Amorie van der Hoeven, Abraham des
Nederlands theoloog en letterkundige (Rotterdam 15.2.1821 - Utrecht
20.3.1848). Genoemd naar zijn vader, die een beroemd kanselredenaar en remonstrants predikant was (1798-1855). Studeerde theologie en letteren te Leiden en publiceerde in die tijd als antwoord
op Bosscha's A-saga en Van Lenneps E-legende een verhaal met de o als enige klinker: Colholms roos. O-sprook
(1841). Promoveerde op zijn beide vakgebieden in 1843 en reisde door Duitsland, waarvan hij
verslag deed in Herinneringen van mijne academiereis in 1843 (1845). Van 1845
tot 1846 was hij medewerker aan De Gids.
Hoewel zijn belangrijkste werk op theologisch gebied ligt, zoals in De godsdienst, het wezen
van de mensch; brief aan dr.

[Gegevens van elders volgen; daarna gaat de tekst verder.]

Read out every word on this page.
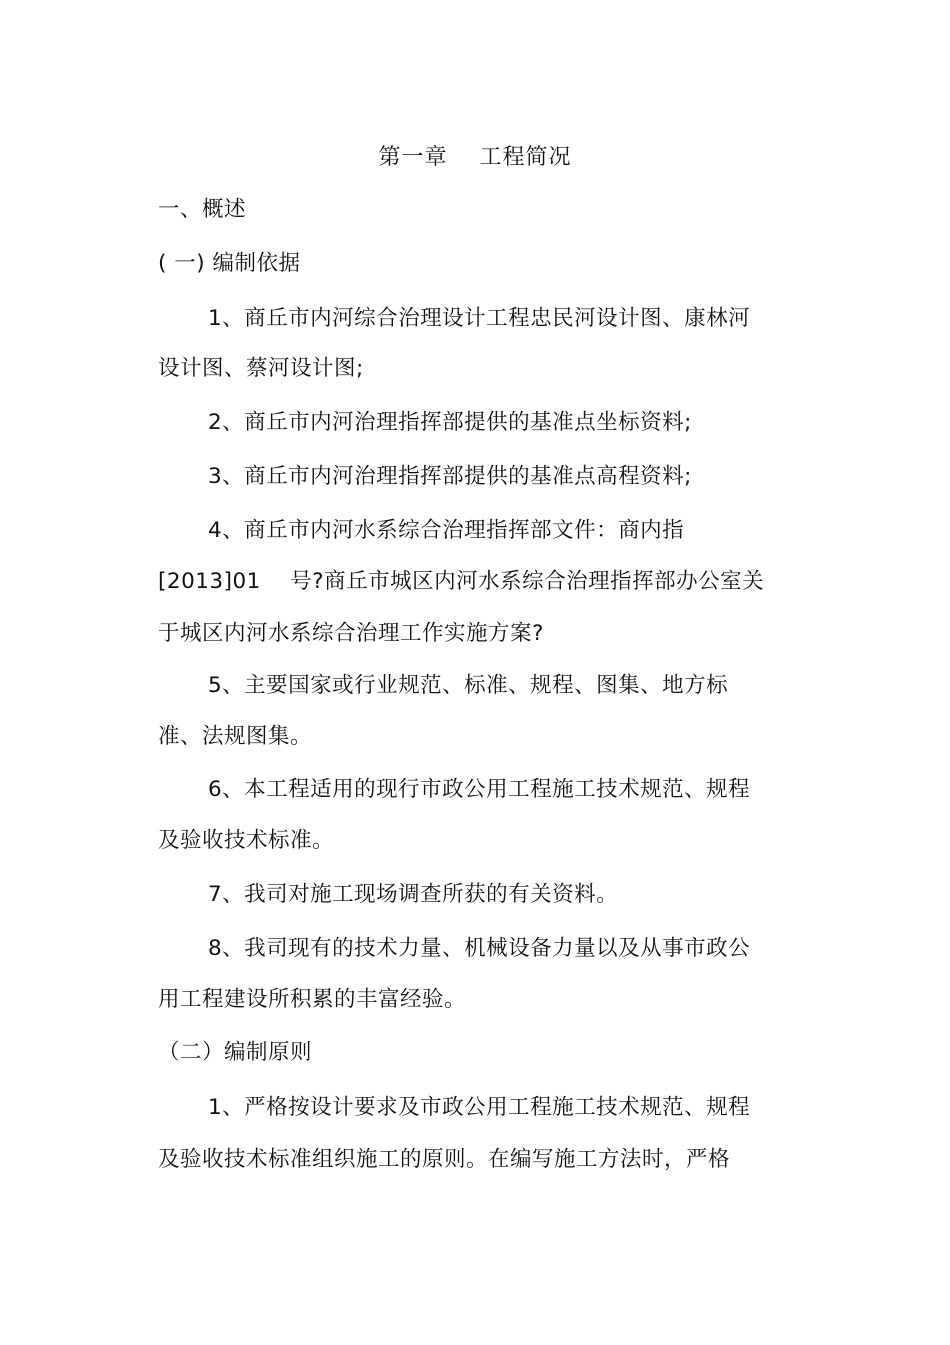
第一章    工程简况
一、概述
( 一) 编制依据
1、商丘市内河综合治理设计工程忠民河设计图、康林河
设计图、蔡河设计图;
2、商丘市内河治理指挥部提供的基准点坐标资料;
3、商丘市内河治理指挥部提供的基准点高程资料;
4、商丘市内河水系综合治理指挥部文件：商内指
[2013]01    号?商丘市城区内河水系综合治理指挥部办公室关
于城区内河水系综合治理工作实施方案?
5、主要国家或行业规范、标准、规程、图集、地方标
准、法规图集。
6、本工程适用的现行市政公用工程施工技术规范、规程
及验收技术标准。
7、我司对施工现场调查所获的有关资料。
8、我司现有的技术力量、机械设备力量以及从事市政公
用工程建设所积累的丰富经验。
（二）编制原则
1、严格按设计要求及市政公用工程施工技术规范、规程
及验收技术标准组织施工的原则。在编写施工方法时，严格
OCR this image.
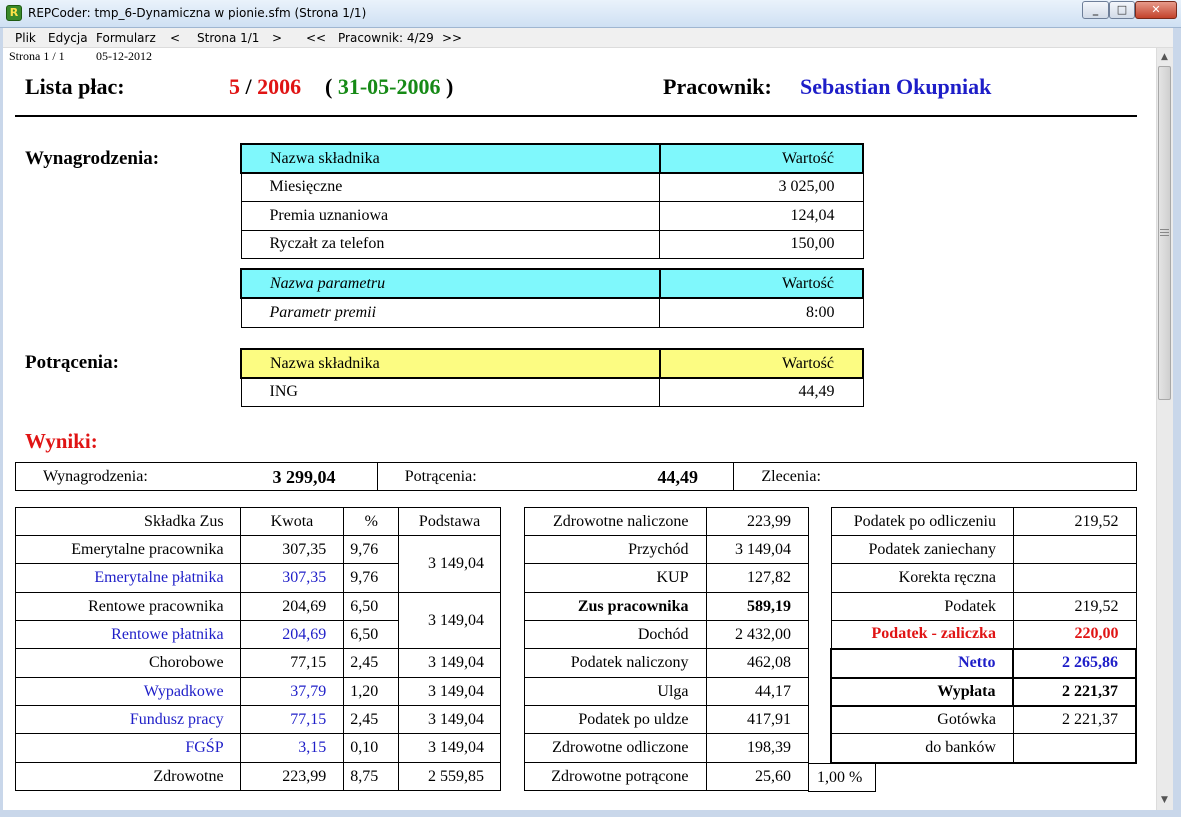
R REPCoder: tmp_6-Dynamiczna w pionie.sfm (Strona 1/1)	_	□	✕
Plik Edycja Formularz < Strona 1/1 > << Pracownik: 4/29 >>
Strona 1 / 1	05-12-2012	▲
▼
Lista płac:	5 / 2006 ( 31-05-2006 )	Pracownik: Sebastian Okupniak
Wynagrodzenia:	Nazwa składnika	Wartość
Miesięczne	3 025,00
Premia uznaniowa	124,04
Ryczałt za telefon	150,00
Nazwa parametru	Wartość
Parametr premii	8:00
Potrącenia:	Nazwa składnika	Wartość
ING	44,49
Wyniki:
Wynagrodzenia:	3 299,04	Potrącenia:	44,49	Zlecenia:
Składka Zus	Kwota	%	Podstawa
Emerytalne pracownika	307,35	9,76	3 149,04
Emerytalne płatnika	307,35	9,76	
Rentowe pracownika	204,69	6,50	3 149,04
Rentowe płatnika	204,69	6,50	
Chorobowe	77,15	2,45	3 149,04
Wypadkowe	37,79	1,20	3 149,04
Fundusz pracy	77,15	2,45	3 149,04
FGŚP	3,15	0,10	3 149,04
Zdrowotne	223,99	8,75	2 559,85
Zdrowotne naliczone	223,99
Przychód	3 149,04
KUP	127,82
Zus pracownika	589,19
Dochód	2 432,00
Podatek naliczony	462,08
Ulga	44,17
Podatek po uldze	417,91
Zdrowotne odliczone	198,39
Zdrowotne potrącone	25,60 1,00 %
Podatek po odliczeniu	219,52
Podatek zaniechany	
Korekta ręczna	
Podatek	219,52
Podatek - zaliczka	220,00
Netto	2 265,86
Wypłata	2 221,37
Gotówka	2 221,37
do banków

J.J. van Oosterzee (1848), schreef hij ook literair werk dat
na zijn dood gebundeld werd in Proza en poëzie (1850), waarin een herinnering aan de schrijver
door J.J. van Oosterzee werd opgenomen.
Literatuur: NNBW; Oosthoek; WP-lexicon; C.C. van der Graft, ‘Abraham des
Amorie van der Hoeven jr. (1821-1848)’, in: Jaarboekje Oud Utrecht (1965), p. 75-89.